Acceptance of What Is

Everything that I have read or listened to in the last couple of days seems to have conspired to come together to give me the same messages, and I wish to share a few of the highlights. In a nut shell, all things urged to listen to - and accept what is in one's life - as an opportunity to change.

Everything I read or listened to, also offered the invitation to look at things from a different perspective. It reminded me of the Yoga Sutras by Patanjali, which teaches that sorrow is rooted in ignorance and how we choose to think and look at a situation. I also thought of the wisdom of the Bhagavad Gita which teaches that the fruit of our actions only belongs to God. All we can do is act to the best of our ability, without attachment to the outcome. It is attachment - to things, to people, to ideas, to our thoughts, which is the root of all our suffering, and the material that I delved into over the last several days mirrored that back in so many ways.

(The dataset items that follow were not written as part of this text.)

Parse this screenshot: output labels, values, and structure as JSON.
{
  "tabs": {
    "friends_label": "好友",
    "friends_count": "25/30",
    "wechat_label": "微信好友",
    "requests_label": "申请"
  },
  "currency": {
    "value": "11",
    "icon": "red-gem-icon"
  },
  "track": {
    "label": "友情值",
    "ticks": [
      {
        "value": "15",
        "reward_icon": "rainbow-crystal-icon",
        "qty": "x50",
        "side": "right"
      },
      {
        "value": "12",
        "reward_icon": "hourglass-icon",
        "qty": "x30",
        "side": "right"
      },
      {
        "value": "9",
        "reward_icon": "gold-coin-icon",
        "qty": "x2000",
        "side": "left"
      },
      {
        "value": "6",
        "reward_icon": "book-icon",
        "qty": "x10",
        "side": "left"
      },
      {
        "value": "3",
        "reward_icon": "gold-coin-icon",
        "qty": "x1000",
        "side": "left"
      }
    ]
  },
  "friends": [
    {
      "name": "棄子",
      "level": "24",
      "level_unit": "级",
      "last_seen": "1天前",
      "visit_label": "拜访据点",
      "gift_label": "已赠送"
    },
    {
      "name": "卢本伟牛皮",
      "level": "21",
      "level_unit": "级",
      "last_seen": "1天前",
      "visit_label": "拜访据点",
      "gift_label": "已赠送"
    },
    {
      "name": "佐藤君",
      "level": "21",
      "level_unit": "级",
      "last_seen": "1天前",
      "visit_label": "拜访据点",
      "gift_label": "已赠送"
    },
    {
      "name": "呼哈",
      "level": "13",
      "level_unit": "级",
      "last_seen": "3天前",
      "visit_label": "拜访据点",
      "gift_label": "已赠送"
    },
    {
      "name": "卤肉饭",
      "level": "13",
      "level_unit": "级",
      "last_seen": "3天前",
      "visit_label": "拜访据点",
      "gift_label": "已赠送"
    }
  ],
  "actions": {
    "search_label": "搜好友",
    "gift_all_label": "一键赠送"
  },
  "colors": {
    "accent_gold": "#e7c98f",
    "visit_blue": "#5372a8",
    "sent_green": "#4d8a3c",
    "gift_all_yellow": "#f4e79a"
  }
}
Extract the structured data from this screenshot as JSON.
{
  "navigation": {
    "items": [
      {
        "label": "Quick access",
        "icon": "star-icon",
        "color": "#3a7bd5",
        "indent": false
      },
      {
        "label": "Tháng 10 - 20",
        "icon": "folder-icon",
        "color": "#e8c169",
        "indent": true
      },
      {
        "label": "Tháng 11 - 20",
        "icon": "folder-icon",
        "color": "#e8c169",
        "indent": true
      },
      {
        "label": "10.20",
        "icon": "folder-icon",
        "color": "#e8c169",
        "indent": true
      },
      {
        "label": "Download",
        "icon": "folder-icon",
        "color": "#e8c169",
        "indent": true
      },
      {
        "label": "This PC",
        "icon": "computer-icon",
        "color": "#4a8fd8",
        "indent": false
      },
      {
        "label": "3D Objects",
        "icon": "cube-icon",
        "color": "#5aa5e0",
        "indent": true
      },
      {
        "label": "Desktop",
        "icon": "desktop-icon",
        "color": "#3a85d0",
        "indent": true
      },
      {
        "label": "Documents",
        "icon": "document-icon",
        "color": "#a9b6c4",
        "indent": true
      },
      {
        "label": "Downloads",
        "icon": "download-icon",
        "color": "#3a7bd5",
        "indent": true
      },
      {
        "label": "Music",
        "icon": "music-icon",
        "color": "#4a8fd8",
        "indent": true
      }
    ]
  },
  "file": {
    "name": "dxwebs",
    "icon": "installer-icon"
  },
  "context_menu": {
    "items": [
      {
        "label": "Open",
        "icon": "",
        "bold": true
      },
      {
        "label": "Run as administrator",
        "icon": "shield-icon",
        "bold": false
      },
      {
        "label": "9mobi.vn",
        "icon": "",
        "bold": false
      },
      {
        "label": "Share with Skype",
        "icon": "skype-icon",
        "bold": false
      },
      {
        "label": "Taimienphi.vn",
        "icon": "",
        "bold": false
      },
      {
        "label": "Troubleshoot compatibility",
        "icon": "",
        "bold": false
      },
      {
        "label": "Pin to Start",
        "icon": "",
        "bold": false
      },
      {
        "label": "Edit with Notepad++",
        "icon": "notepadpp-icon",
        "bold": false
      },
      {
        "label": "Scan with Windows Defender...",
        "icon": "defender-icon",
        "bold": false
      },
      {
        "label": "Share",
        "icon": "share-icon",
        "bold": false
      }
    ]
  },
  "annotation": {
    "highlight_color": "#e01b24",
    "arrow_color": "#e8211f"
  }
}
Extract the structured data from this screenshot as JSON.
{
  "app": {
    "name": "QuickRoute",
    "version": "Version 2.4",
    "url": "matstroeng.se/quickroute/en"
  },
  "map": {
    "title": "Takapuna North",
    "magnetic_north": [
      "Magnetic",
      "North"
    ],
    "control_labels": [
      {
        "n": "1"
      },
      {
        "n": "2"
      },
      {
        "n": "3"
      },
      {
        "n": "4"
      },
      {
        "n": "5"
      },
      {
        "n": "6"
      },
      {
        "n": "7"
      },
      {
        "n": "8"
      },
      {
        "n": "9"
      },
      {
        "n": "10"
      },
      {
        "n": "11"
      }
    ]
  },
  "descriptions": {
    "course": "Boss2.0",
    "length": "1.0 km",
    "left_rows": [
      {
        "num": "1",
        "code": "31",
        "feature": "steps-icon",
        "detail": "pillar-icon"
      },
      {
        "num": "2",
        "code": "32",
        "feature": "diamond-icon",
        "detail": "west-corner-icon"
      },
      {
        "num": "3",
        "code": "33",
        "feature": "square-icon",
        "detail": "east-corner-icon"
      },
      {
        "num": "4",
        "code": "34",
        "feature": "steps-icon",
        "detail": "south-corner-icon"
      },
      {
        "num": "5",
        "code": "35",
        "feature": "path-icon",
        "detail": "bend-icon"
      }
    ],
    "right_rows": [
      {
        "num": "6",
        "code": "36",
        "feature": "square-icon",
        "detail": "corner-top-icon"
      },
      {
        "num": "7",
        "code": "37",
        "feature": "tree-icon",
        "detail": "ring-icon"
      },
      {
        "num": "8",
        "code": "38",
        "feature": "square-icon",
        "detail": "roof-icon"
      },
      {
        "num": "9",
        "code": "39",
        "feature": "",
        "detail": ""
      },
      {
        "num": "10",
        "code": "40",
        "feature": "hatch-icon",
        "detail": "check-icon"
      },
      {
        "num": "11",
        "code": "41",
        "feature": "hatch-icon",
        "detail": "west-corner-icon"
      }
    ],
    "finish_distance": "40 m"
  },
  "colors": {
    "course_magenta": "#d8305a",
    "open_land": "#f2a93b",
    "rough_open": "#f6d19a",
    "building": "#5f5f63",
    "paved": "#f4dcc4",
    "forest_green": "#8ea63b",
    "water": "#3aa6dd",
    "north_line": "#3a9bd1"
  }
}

The following was received in an email sent from the Chopra Center:

The Law of Least Effort

"The Law of Least Effort: Nature's intelligence functions with effortless ease, with carefreeness, harmony, and love. And when we harness the forces of harmony, joy, and love, we create success and good fortune with effortless ease.

I will put the Law of Least Effort into effect by making a commitment to take the following steps:

  1. I will practice acceptance. Today I will accept people, situations, circumstances, and events as they occur. I will know that this moment is as it should be, because the whole universe is as it should be. I will not struggle against the whole universe by struggling against this moment. My acceptance is total and complete. I accept things as they are this moment, not as I wish they were.
  2. Having accepted things as they re, I will take responsibility for my situation and for all those events I see as problems. I know that taking responsibility means not blaming anyone or anything for my situation (and this includes myself). I also know that every problem is an opportunity in disguise, and this alertness to opportunities allows me to take this moment and transform it into a greater benefit.
  3. Today my awareness will remain established in Defenselessness. I will relinquish the need to defend my point of view. I will feel no need to defend my point of view. I will feel no need to convince or persuade others to accept my point of view. I will remain open to all points of view and not be rigidly attached to any one of them."
As I read through these points, I realized they were asking very simple but difficult things to put into action. And yet I also knew deep down inside, that they held the key to freedom and happiness...

The body is truly the map of all of our experiences and emotions, and this morning I received The Inner Journey Newsletter, entitled, "What is Your Body Saying?" And embedded within, were the following quotes:

"Many people treat their bodies as if they were rented from Hertz - something they are using to get around in but nothing they genuinely care about understanding."
~ Chaungliang Al Huang

"As we explore the extraordinary interplay of energies between the many aspects of our personality - our needs, unconscious reactions, repressed emotions, aspirations and fears - with the functioning of our physical system and its capacity to maintain itself, we soon realize how very wise the body is. With its intricately detailed systems and operations it portrays infinite intelligence and compassion, constantly giving us the means to understand ourselves further, to confront issues we are not looking at, and to go beyond that which is holding us back."
~ Deb Shapiro, Your Body Speaks Your Mind

"Your body is the ground and metaphor of your life, the expression of your existence. It is your Bible, your encyclopedia, your life story. Everything that happens to you is stored and reflected in your body. In the marriage of flesh and spirit divorce is impossible."
~ Gabrielle Roth

"What is always speaking silently is the body."
~ Norman Brown

And finally, last night, before going to sleep, I read these words by Paramahansa Yogananda, on true happiness, which complement the preceding practices and quotations...

"Without inner happiness, one may be a prisoner of sorrows in a sumptuous castle...

No matter what you are doing, keep the undercurrent of happiness, the secret river of joy, flowing beneath the sands of your various thoughts...[one] should learn to be in the world and yet not of it...

Don't make unhappiness a chronic habit...to be happy is a blessing to yourself and others...

Happiness is a state of mind...

Learn to throw the light of joy into all hearts, so that they may burn away the darkness and find the light within themselves..."

I will save the crucial insights received from my reading of Colin Tipping's Radical Forgiveness and Byron Katie's Loving What Is, for another entry, for there is much to ponder in all of these sources!